The idea that neurodegenerative disease could be spawned by viral infections is not new. For much of the 20th century the intriguing hypothesis sat on the fringes of neuroscience while the more popular amyloid hypothesis rose into common consensus by the end of the century.

A few scientists have recently rekindled the viral hypothesis, and Emeritus Professor Ruth Itzhaki has been one of the primary investigators in the area, working for over 25 years on the association. Itzhaki's latest article offers a compelling overview of the science up to now, but perhaps the most interesting discussions are the ones surrounding newly released population data from Taiwan.
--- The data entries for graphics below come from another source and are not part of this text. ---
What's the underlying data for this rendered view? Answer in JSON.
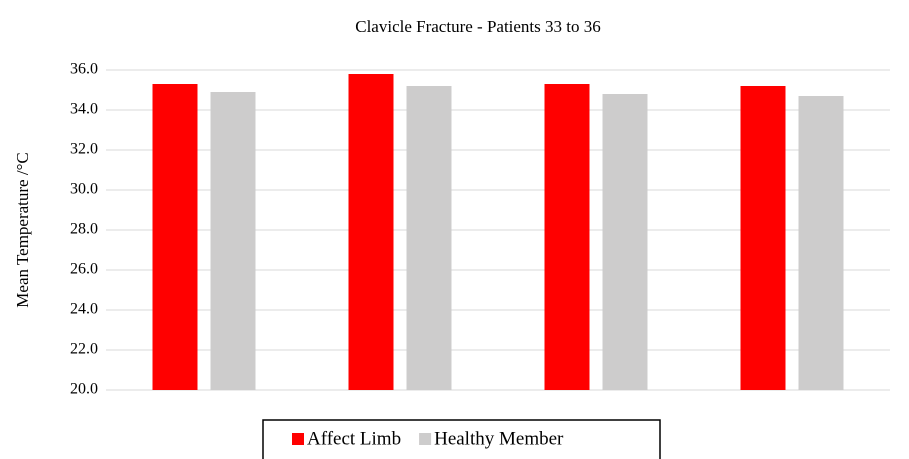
{
  "chart_data": {
    "type": "bar",
    "title": "Clavicle Fracture - Patients 33 to 36",
    "y_label": "Mean Temperature /°C",
    "categories": [
      null,
      null,
      null,
      null
    ],
    "series": [
      {
        "name": "Affect Limb",
        "color": "#ff0000",
        "values": [
          35.3,
          35.8,
          35.3,
          35.2
        ]
      },
      {
        "name": "Healthy Member",
        "color": "#cdcccc",
        "values": [
          34.9,
          35.2,
          34.8,
          34.7
        ]
      }
    ],
    "ylim": [
      20,
      36
    ],
    "yticks": [
      {
        "value": 20,
        "label": "20.0"
      },
      {
        "value": 22,
        "label": "22.0"
      },
      {
        "value": 24,
        "label": "24.0"
      },
      {
        "value": 26,
        "label": "26.0"
      },
      {
        "value": 28,
        "label": "28.0"
      },
      {
        "value": 30,
        "label": "30.0"
      },
      {
        "value": 32,
        "label": "32.0"
      },
      {
        "value": 34,
        "label": "34.0"
      },
      {
        "value": 36,
        "label": "36.0"
      }
    ],
    "grid": true,
    "legend": "bottom"
  }
}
Taiwan is a treasure trove of data for scientists due to its National Health Insurance Research Database, which is composed of medical data from 99.9 percent of the population. Three recent studies have examined that data surrounding associations between viral infections and the development of senile dementia.

"The striking results include evidence that the risk of senile dementia is much greater in those who are infected with HSV, and that anti-herpes antiviral treatment causes a dramatic decrease in number of those subjects severely affected by HSV1 who later develop dementia," explains Itzhaki.
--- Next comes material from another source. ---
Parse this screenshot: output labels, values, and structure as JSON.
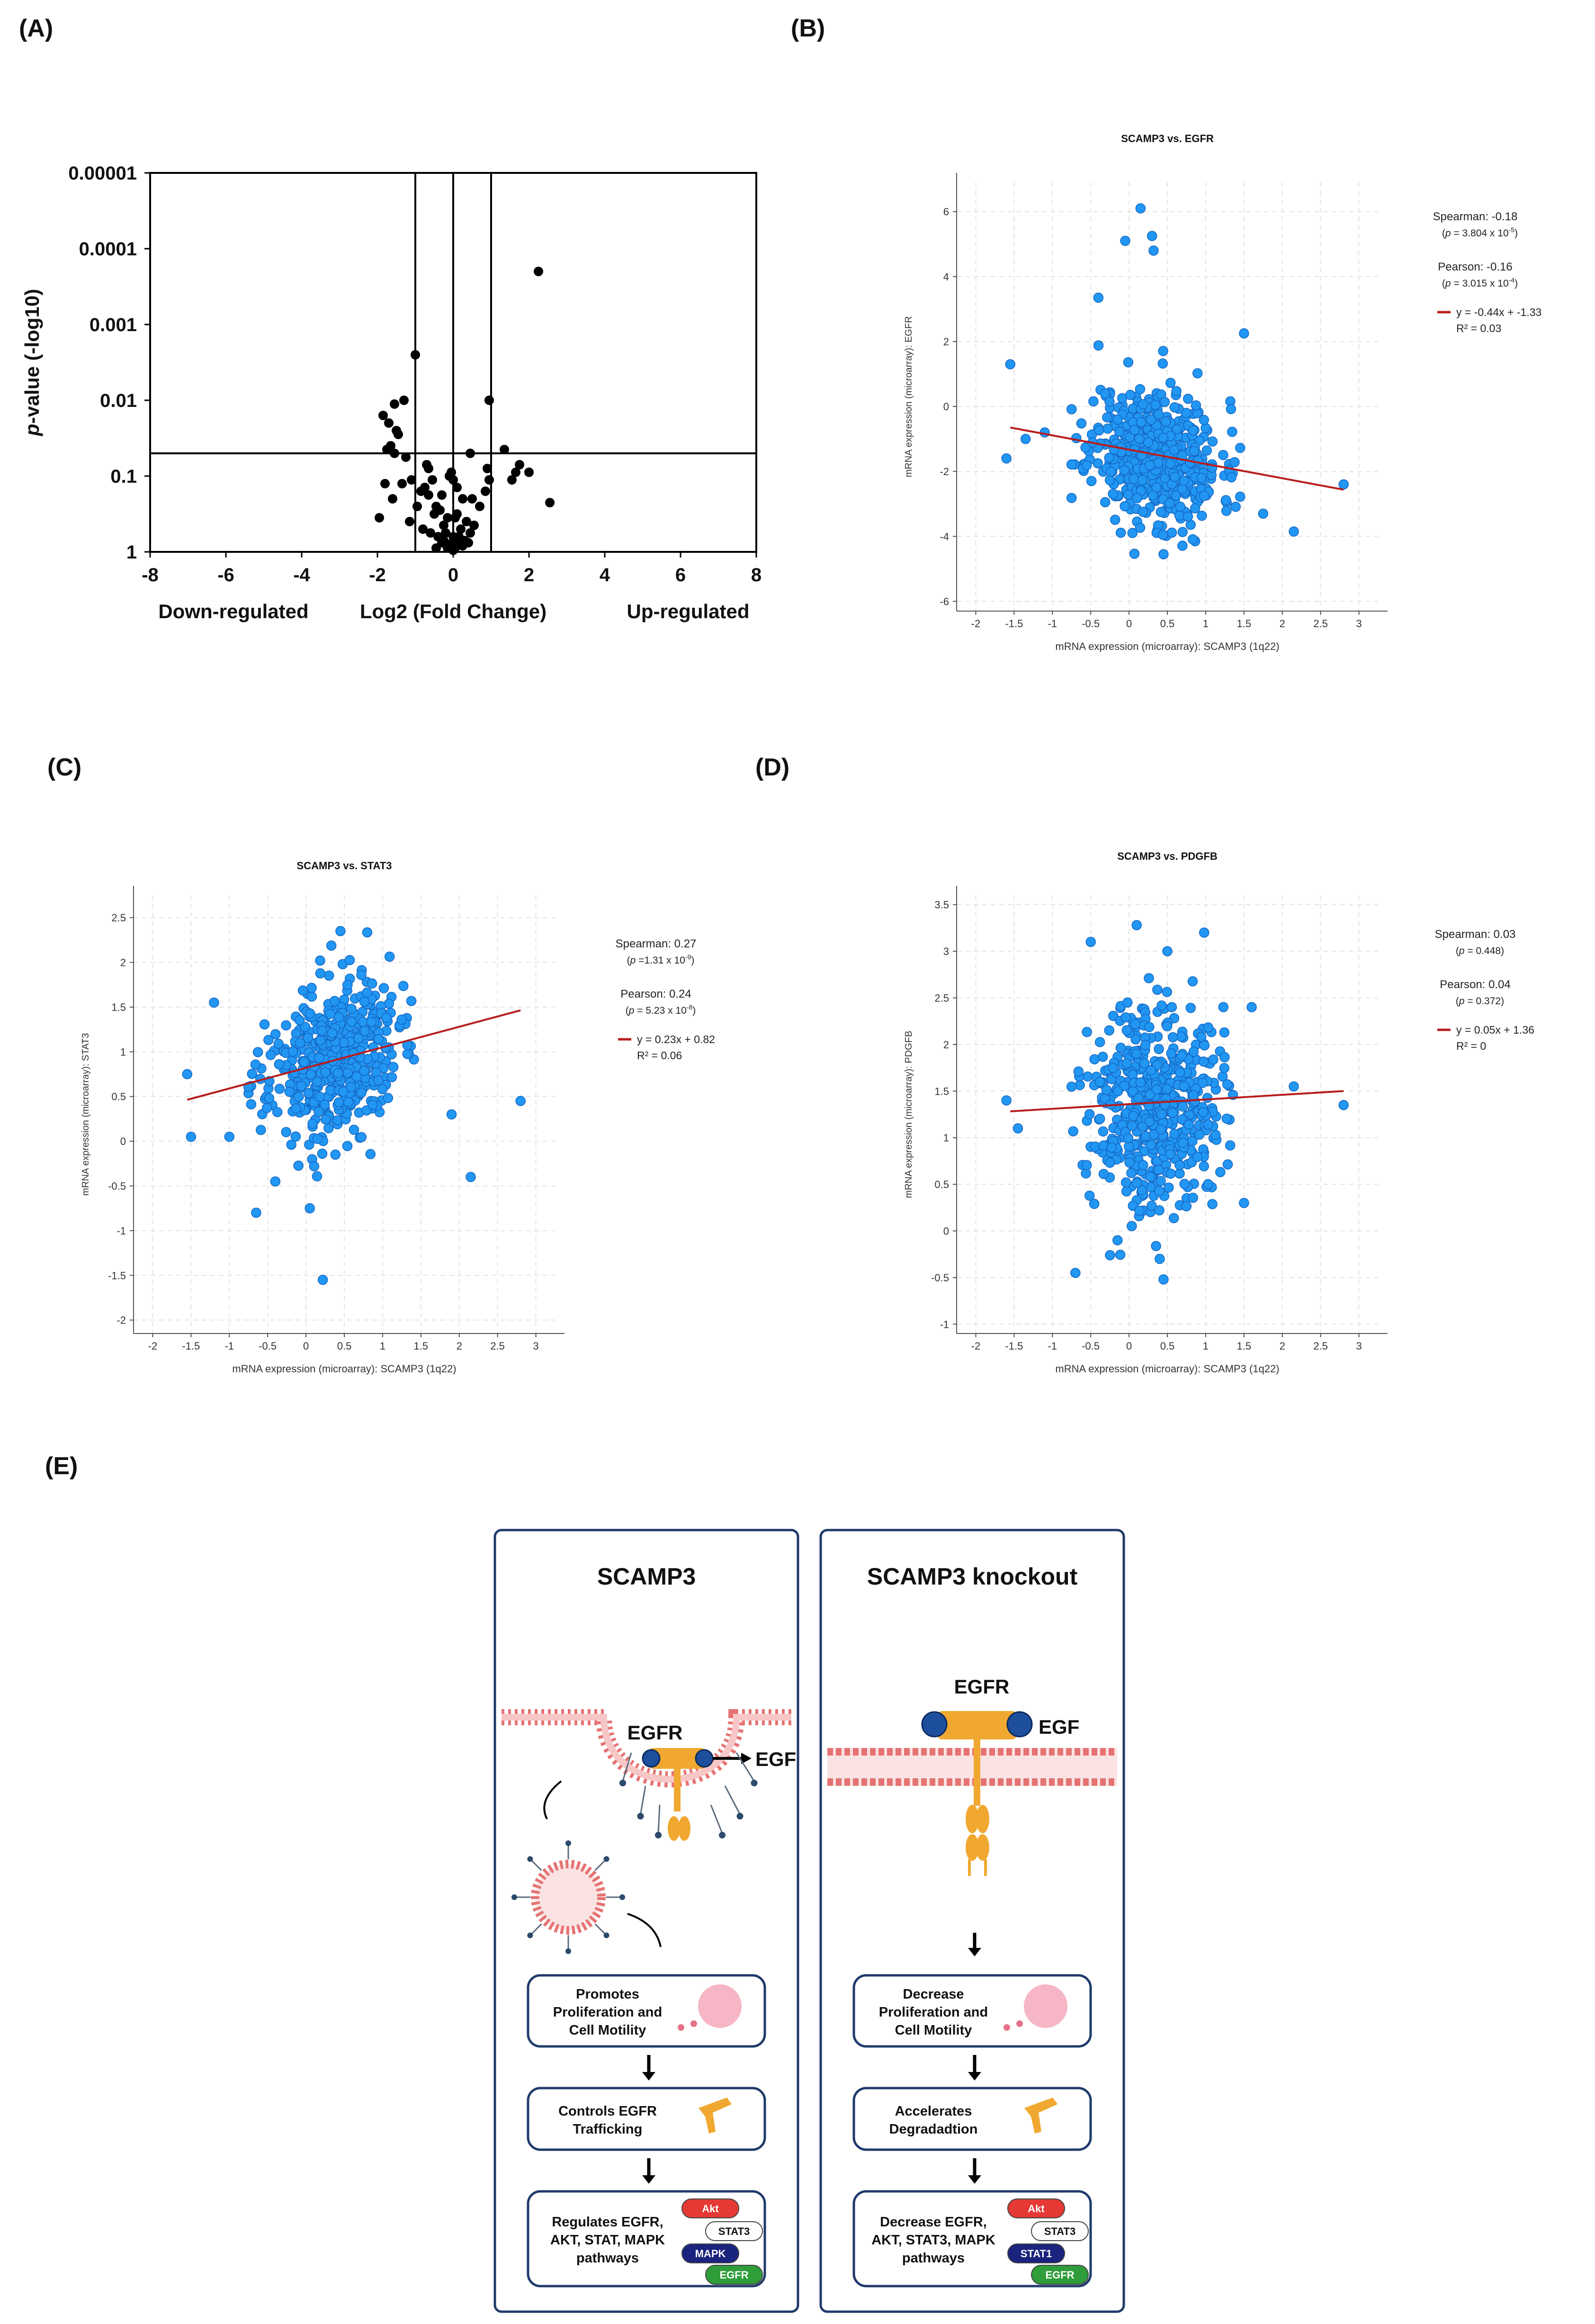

The most interesting data to come out of the Taiwan studies looked at more than 8,000 subjects over the age of 50 who were newly diagnosed with HSV1 or HSV2. That cohort was then matched against a control group of over 25,000 similarly aged subjects with no HSV infection. Over the next 10 years those in the HSV group were 2.5 times more likely to develop dementia than the control group. Perhaps even more interesting was the finding that those HSV-infected subjects that were treated with an anti-herpes drug were 10 times less likely to develop dementia than those infected, but untreated, subjects.

The evidence is still primarily observational, with no clear causal link reasonably established, but Itzhaki suggests the growing body of data is convincing enough to expand research into development of a HSV1 vaccine. Itzhaki also calls for broader investigation into antiherpes antivirals as a potential treatment for Alzheimer's disease.

"Considering that over 150 publications strongly support an HSV1 role in Alzheimer's, these Taiwan findings greatly justify usage of antiherpes antivirals – which are safe and well-tolerated – to treat Alzheimer's disease," says Itzhaki.

Not all researchers in the field are convinced of the veracity behind the association. John Hardy, from University College London, feels that the hypothesis is worthy of further research, but far from the stage of being seriously convincing.

"Dr Itzhaki has been ploughing a lonely furrow based on her belief that herpes infection is a risk factor for Alzheimer's disease for a long time and most scientists, including me, have been skeptical," says Hardy.

Tara Spires-Jones, from the University of Edinburgh, also questions whether there is any causal association between the virus and Alzheimer's. "This is a literature review and does not add new data to the field," says Spires-Jones. "The kind of studies discussed in this paper cannot determine whether the infection causes Alzheimer's."

Spires-Jones also questions whether the growing evidence of herpes infections in brains of Alzheimer's subjects is more related to the disease damaging the blood-brain barrier allowing the virus to infect the brain.

The new article was published in the journal Frontiers in Aging Neuroscience.